Воздвиженский открыл глаза и с минуту выжидательно и напряженно на нее смотрел – с таким усилием, что она невольно обернулась. Потом как-то затравленно вскинул взгляд на небо. Снял очки. Потер лоб. И закрыл глаза, отправив очки на выпас в траву в откинутой левой руке.
Лохматый, красивый, какой-то весь невнятно-манко-размаяно-невыспавшийся, с этим чудным Вергилиевым, живым, не отбитым, не мраморным, не из неаполитанского склепа, а всё же так эпично смотрящимся сейчас вот, вот отсюда, в профиль, носом. И с этими дивными Вергилиевыми, кажущимися всегда чрезвычайно припухлыми, губами. Ну чего он ждет от меня? Чего он, право же слово, от меня хочет? Чтобы я вот сейчас опять наклонилась к нему и поцеловала? Вот так же безответственно, безмозгло, наугад – как я когда-то это сделала?
Да всё с ним в полном порядке, право слово! И эти стихи его… Все, вон, девушки вокруг, по-моему, влюблены в него по уши. Тихоня Марьяна на него все время заглядывается исподтишка. Нравится всем, как засватанная девица в той старой русской пословице. Только надо ему забыть поскорей про меня. Жить своей жизнью.
Мимо – выя колесом, рамена всмятку, лицо в гречке и неработающий флюгер-носяра костистых горних пород (но слишком тяжелый, видать, не рассчитали, поэтому глядит наоборот в породы дольние – аж переносицей) – прокатил на буксире жены ветхий краковец. Не то чтоб ниже ее ростом вдвое, а просто на каком-то перегоне жизни компактно скатался в покрышку. Она, чуть моложе, месяца, может, на два, – хотя после 88-ми кто ж им уже считает: остановилась, чуть приставив на секунду свою колчевыюю недвижимость к скамейке – тот шатнулся – она подскочила – успела, не упал – и усадила – согнув четвертушки пополам. Скинула с себя туфельки на ромбиках-каблучках – и в прозрачных стеклярусных чулочках, с наслаждением разминая мыски, пробежалась по зеленой лужайке – какая же красавица! И совсем девчонка сейчас, как только перестала оборачиваться на носатый нарост на скамейке. Волосы крашены солнечной патокой. И это летнее пальто – мягкого, сенного – или нет, мшистого что ли – оттенка и текстуры. И эта консервативная юбка – ни длинная – ни короткая, нежного колера незрелой алычи. Никогда не думала, что зеленый на зеленом и по зеленому бегом может быть так красив. Как же я соскучилась по нашим с Крутаковым играм в рассказы… Мокрая же трава.
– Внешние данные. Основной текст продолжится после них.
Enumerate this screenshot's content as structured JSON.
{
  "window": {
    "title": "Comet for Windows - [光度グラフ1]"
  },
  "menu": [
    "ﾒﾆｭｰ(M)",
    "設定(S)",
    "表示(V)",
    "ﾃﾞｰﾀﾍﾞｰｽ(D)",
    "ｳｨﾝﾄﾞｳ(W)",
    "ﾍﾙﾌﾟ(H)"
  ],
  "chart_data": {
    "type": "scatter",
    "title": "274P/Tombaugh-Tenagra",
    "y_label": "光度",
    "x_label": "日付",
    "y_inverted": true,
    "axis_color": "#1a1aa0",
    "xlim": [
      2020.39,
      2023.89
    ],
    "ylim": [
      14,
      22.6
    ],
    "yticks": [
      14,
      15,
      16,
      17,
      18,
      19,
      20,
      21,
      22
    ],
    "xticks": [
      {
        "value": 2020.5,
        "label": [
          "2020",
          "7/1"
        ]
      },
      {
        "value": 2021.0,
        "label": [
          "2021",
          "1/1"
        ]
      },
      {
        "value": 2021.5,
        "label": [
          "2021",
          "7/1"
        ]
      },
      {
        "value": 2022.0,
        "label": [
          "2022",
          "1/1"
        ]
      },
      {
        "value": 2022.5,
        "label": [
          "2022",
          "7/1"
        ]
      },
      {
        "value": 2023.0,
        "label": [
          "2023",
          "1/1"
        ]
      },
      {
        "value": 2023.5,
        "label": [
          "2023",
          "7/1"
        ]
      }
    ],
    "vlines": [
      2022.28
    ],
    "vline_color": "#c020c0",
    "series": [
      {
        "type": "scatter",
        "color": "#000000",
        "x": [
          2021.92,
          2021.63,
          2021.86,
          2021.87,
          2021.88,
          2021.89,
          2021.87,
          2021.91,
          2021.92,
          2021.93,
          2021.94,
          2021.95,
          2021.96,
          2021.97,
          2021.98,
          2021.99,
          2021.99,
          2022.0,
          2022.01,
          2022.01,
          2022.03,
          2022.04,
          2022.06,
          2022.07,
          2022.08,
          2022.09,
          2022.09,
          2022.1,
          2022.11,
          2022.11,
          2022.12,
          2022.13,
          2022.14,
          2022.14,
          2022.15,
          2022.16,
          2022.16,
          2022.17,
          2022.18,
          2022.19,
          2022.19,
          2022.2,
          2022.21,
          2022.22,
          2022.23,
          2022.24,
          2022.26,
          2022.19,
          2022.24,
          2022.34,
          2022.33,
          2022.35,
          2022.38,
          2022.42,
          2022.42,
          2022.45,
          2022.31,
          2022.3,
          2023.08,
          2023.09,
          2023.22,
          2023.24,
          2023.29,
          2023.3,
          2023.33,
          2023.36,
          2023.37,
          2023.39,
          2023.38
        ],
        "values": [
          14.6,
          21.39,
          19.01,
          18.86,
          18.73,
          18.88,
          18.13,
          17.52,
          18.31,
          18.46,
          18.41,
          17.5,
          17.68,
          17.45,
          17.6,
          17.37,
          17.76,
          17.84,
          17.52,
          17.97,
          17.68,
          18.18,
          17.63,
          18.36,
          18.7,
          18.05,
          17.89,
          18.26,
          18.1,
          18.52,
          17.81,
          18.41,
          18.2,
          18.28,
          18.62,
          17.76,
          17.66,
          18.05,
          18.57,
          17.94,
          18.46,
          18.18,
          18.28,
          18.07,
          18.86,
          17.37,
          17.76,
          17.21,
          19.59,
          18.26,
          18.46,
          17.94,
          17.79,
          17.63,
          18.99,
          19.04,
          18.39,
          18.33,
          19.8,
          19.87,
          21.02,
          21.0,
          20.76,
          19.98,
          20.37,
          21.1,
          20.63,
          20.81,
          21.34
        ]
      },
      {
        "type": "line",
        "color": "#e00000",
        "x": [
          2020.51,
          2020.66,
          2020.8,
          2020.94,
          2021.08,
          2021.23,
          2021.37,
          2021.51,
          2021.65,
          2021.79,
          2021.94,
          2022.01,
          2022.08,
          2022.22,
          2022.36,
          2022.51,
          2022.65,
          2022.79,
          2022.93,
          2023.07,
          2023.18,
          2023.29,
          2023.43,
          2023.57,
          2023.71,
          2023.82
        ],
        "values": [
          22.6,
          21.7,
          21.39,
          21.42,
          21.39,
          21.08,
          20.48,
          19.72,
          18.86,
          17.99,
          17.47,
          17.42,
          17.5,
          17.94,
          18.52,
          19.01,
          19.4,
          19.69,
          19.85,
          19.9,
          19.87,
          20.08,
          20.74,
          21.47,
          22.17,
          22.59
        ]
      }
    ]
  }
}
Ну что вот он злится на меня все время?! – перевела она вдруг опять взгляд на Воздвиженского. – Вот ведь лежит рядом, пыжится, и даже кипит опять весь – и ведь ни слова ведь не скажет! Про поп-корн только. Ну что ж это за наказание-то такое?! Не могу же я ему навязать ответ – без того, чтоб он задал вопрос? А он же делает вид, что он – не-е-е, ничего, так просто рядом случайно оказался. На луговой небритой овсянице попозировать. Ох, как же пари́ т в воздухе. Баня у них тут какая-то в этом Кракове!
– Саш, у меня такое чувство, что я тебя как-то слегка напрягаю? – заведомо чуть смягчая слова иронией, осторожно выговорила она.
– Ты меня… по жизни… напрягаешь, – не открывая глаз, с расстановкой, сообщил Воздвиженский и чуть наморщился, как будто напряженно пытаясь выцедить опивки солнца из занавешенного уже опять жидкими чайными облачками неба.
– Мне бы очень хотелось, чтобы это не было так. Честное слово! – произнесла, тут же, уже одновременно с высвобождением слов, слыша, как идиотски, неточно, не в кассу – ни по настроению, ни по чувству – звучит. И, от смущения, вприкуску, вприглядку, заедая собственные слова кубиками Вавеля. Безумный, очень русский какой-то, в регалиях безумства, собор. Ни одного равного, симметричного околотка. Две башни – как выкрики в небо, как узкоколейка и просто околей-ка, которые даже и не пытаются притвориться равновеликими. В казарменной крепостной оправе. И одна единственная фраза – вымученная из него насильно – за весь этот уже почти год, после… «По жизни». И это бесконечное бессловесное дребезжание напряженного воздуха вкруг него. Ходит окрест, кругами и квадратами, как по городской стене, караулит чего-то. Ходит, и как будто гипнотизировать меня пытается. Ну что мне с ним делать теперь… Но уж точно не… Вот он замолчал опять – и ведь точно так больше ни слова и не вымолвит.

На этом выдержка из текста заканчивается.